Let's take a look at their differences, and at which point in our workflow might we need one over the other.

In [None]:
# Split the data into training and testing
set.seed(1234)
avo_split <- initial_split(avocado, prop = 0.5, strata = large_hass_volume)
avo_train <- training(avo_split)
avo_test <- testing(avo_split)

In [None]:
# Set the seed. Don't remove this!
set.seed(3456) 
# Create a recipe, model specification, and workflow
avo_recipe <- recipe(large_hass_volume ~ small_hass_volume, data = avo_train) |>
                  step_scale(all_predictors()) |>
                  step_center(all_predictors())

avo_spec <- nearest_neighbor(weight_func = "rectangular", neighbors = tune()) |>
                  set_engine("kknn") |>
                  set_mode("regression")

avo_workflow <- workflow() |>
                 add_recipe(avo_recipe) |>
                 add_model(avo_spec)
avo_workflow

Here we've provided most of the initial setup: splitting the data into training and testing sets, making the recipe, the model, and adding them to the workflow is done! Now let's perform cross validation with **3 folds** and take a look at the RMSE values. (This might take a bit to run!!)

In [None]:
set.seed(1234)

avo_vfold <- vfold_cv(avo_train, v = 3, strata = large_hass_volume)

gridvals <- tibble(neighbors = seq(1,200))

training_results <- avo_workflow |>
                       tune_grid(resamples = avo_vfold, grid = gridvals) |>
                       collect_metrics() 

head(training_results)

You will see that each number of neighbors has an `rmse` metric and an `rsq` metric.

**Question:** Is `rmse` there RMSE or RMSPE?

DOUBLE CLICK TO EDIT **THIS CELL** AND REPLACE THIS TEXT WITH YOUR ANSWER.

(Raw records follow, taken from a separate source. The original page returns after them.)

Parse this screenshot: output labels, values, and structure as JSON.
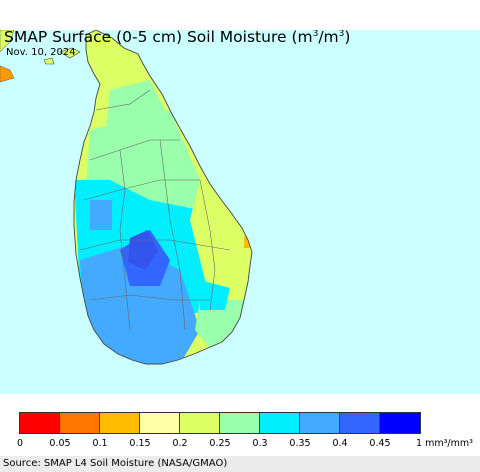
{
  "header": {
    "title_main": "SMAP Surface (0-5 cm) Soil Moisture (m",
    "title_sup1": "3",
    "title_mid": "/m",
    "title_sup2": "3",
    "title_end": ")",
    "date": "Nov. 10, 2024"
  },
  "map": {
    "region": "Sri Lanka",
    "sea_color": "#ccffff",
    "outline_color": "#555555",
    "moisture_zones": [
      {
        "name": "north-peninsula",
        "class": "0.2-0.25"
      },
      {
        "name": "north-central",
        "class": "0.2-0.25"
      },
      {
        "name": "central-dry-zone",
        "class": "0.25-0.3"
      },
      {
        "name": "west-belt",
        "class": "0.3-0.35"
      },
      {
        "name": "southwest",
        "class": "0.35-0.4"
      },
      {
        "name": "central-highlands",
        "class": "0.4-0.45"
      },
      {
        "name": "east-coast",
        "class": "0.2-0.25"
      },
      {
        "name": "southeast",
        "class": "0.25-0.3"
      }
    ]
  },
  "legend": {
    "classes": [
      {
        "label": "0",
        "color": "#ff0000"
      },
      {
        "label": "0.05",
        "color": "#ff7700"
      },
      {
        "label": "0.1",
        "color": "#ffbb00"
      },
      {
        "label": "0.15",
        "color": "#ffffaa"
      },
      {
        "label": "0.2",
        "color": "#ddff66"
      },
      {
        "label": "0.25",
        "color": "#99ffaa"
      },
      {
        "label": "0.3",
        "color": "#00eeff"
      },
      {
        "label": "0.35",
        "color": "#44aaff"
      },
      {
        "label": "0.4",
        "color": "#3366ff"
      },
      {
        "label": "0.45",
        "color": "#0000ff"
      }
    ],
    "end_label": "1 mm³/mm³"
  },
  "footer": {
    "source": "Source: SMAP L4 Soil Moisture (NASA/GMAO)"
  }
}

Now find the k value that gives the minimum RMSE.

In [None]:
avo_min <- training_results |>
               filter(.metric == 'rmse') |>
               filter(mean == min(mean))
avo_min

Our optimal k value is 18!

Using k = 18, fit the model on to our testing set and return the summary statistics.

In [None]:
# run this
set.seed(1234)

avo_spec <- nearest_neighbor(weight_func = "rectangular", neighbors = 18) |>
                  set_engine("kknn") |>
                  set_mode("regression")

avo_fit <- workflow() |>
           add_recipe(avo_recipe) |>
           add_model(avo_spec) |>
           fit(data = avo_train)

In [None]:
avo_summary <- avo_fit |> 
           predict(avo_test) |>
           bind_cols(avo_test) |>
           metrics(truth = large_hass_volume, estimate = .pred) 
avo_summary

Once again, we see the metric `rmse` in one of the rows.

**Question:** Is `rmse` there RMSE or RMSPE?

DOUBLE CLICK TO EDIT **THIS CELL** AND REPLACE THIS TEXT WITH YOUR ANSWER.